L’Etat haïtien doit se définir dans sa souveraineté, c’est-à-dire en ayant la maîtrise de son territoire et de sa population afin de pouvoir mettre à profit, par une politique de l’aménagement du territoire et une politique agraire pertinentes, le territoire au bien-être de sa population. Cette fois-ci, il ne sera plus question de mener une politique de la  sauvegarde du territoire, il convient de penser la place du territoire dans la région et dans le monde et saisir ses fragilités, ses forces au regard du mouvement mondial du monde afin d’assurer une intégration d’Haïti selon les contraintes du monde présent. Désenclaver le territoire doit conduire à la prise en charge de la population en lui apportant une éducation qui répond aux exigences du monde et de la société haïtienne. Il faudra penser le citoyen haïtien dans ce dispositif à venir du cosmopolitisme qui consistera à en faire un homme du monde.

Désenclaver aussi l’administration, en la tirant de son apartheid, en l’amenant à prendre la société pour partenaire, en sachant que sa mission propre est de la servir, et faciliter sa « satisfaction » et non son instrumentalisation, à être un instrument de gestion sociale et non une instance de gestion et de production d’inégalités, d’infériorisation des citoyens.

Enfin promouvoir une politique de la culture qui fera advenir une dynamique culturelle mettant en scène les richesses culturelles du pays, au lieu d’entretenir deux ordres de culture grâce auxquels on entretient deux ordres de société, et une inégalité révoltante.

Enfin, l’Etat haïtien doit sortir de son rapport colonial à la société, en créant les conditions de l’avènement d’une « société haïtienne » et non pas de deux ordres de société s’attirant, se repoussant dans les pratiques ambivalentes de la majorité de ceux qui composent les « élites haïtiennes ». Pour le dire plus clairement : les élites haïtiennes doivent cesser de prendre l’Etat en otage au profit de leur intérêt particulier, donc au détriment du pays.

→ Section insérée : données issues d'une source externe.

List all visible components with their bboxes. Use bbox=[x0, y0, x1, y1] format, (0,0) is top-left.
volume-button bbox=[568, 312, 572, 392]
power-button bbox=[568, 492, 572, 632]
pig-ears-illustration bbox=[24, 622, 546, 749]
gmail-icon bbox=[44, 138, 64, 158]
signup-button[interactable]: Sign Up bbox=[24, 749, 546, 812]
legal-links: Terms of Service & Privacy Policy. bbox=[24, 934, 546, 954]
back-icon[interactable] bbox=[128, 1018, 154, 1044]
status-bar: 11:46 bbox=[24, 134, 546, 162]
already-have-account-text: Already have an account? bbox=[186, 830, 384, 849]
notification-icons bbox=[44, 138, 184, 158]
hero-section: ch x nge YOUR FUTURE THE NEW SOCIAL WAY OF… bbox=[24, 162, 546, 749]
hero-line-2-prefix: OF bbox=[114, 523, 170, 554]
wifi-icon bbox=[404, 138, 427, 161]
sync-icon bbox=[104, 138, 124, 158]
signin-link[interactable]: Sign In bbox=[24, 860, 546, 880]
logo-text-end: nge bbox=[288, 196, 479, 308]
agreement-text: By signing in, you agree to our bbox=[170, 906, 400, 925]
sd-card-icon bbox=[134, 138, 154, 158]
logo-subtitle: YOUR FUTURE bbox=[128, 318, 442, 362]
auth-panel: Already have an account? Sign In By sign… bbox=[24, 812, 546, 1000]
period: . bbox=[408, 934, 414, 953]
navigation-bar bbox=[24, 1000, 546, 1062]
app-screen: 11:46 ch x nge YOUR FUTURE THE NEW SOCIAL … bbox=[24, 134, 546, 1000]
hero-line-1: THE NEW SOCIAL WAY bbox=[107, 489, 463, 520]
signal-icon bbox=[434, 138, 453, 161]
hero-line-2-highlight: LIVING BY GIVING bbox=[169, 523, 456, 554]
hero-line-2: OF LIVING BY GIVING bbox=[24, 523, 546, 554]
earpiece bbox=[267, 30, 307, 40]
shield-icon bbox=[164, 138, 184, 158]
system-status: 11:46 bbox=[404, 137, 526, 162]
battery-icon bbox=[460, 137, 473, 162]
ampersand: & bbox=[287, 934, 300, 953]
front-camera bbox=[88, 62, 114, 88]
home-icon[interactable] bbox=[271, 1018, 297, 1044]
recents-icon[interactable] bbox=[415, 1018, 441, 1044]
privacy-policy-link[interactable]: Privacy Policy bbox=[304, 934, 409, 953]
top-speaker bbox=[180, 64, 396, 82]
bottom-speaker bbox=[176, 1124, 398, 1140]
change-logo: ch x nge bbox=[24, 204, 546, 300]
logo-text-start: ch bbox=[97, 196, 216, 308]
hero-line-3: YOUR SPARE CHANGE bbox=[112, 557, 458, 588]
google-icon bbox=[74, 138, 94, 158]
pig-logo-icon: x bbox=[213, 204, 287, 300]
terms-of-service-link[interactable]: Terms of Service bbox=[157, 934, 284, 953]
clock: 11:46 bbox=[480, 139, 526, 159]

Penser Haïti, c’est revenir à décrire les incartades des « élites haïtiennes » dans leur profond mépris pour la société au profit de leur narcissisme, de leur mesquinerie, de leur double jeu qui a fait vaciller la société entre des valeurs qu’ils ont maintenues dans une prétendue opposition.

 

Edelyn Dorismond,

Communication présentée à la Mairie de Meulan



[1] Nous voulons entendre à dessein la modernité dans un sens autre que celui dont a l’habitude le définir. Par modernité, nous renvoyons la geste des esclaves de Saint-Domingue, ancienne colonie française, qui consistait à universaliser véritablement les droits de l’homme qui étaient avant tout affaires des Européens. Est-ce pourquoi nous pensons que la véritable modernité reste à venir dans les germes mêmes de l’Etat haïtien qui a un effort à faire, un simple effort à faire, prendre en compte les revendications des anciens esclaves pour faire advenir un ordre social équitable au regard de ce désir de liberté et d’égalité pour tous.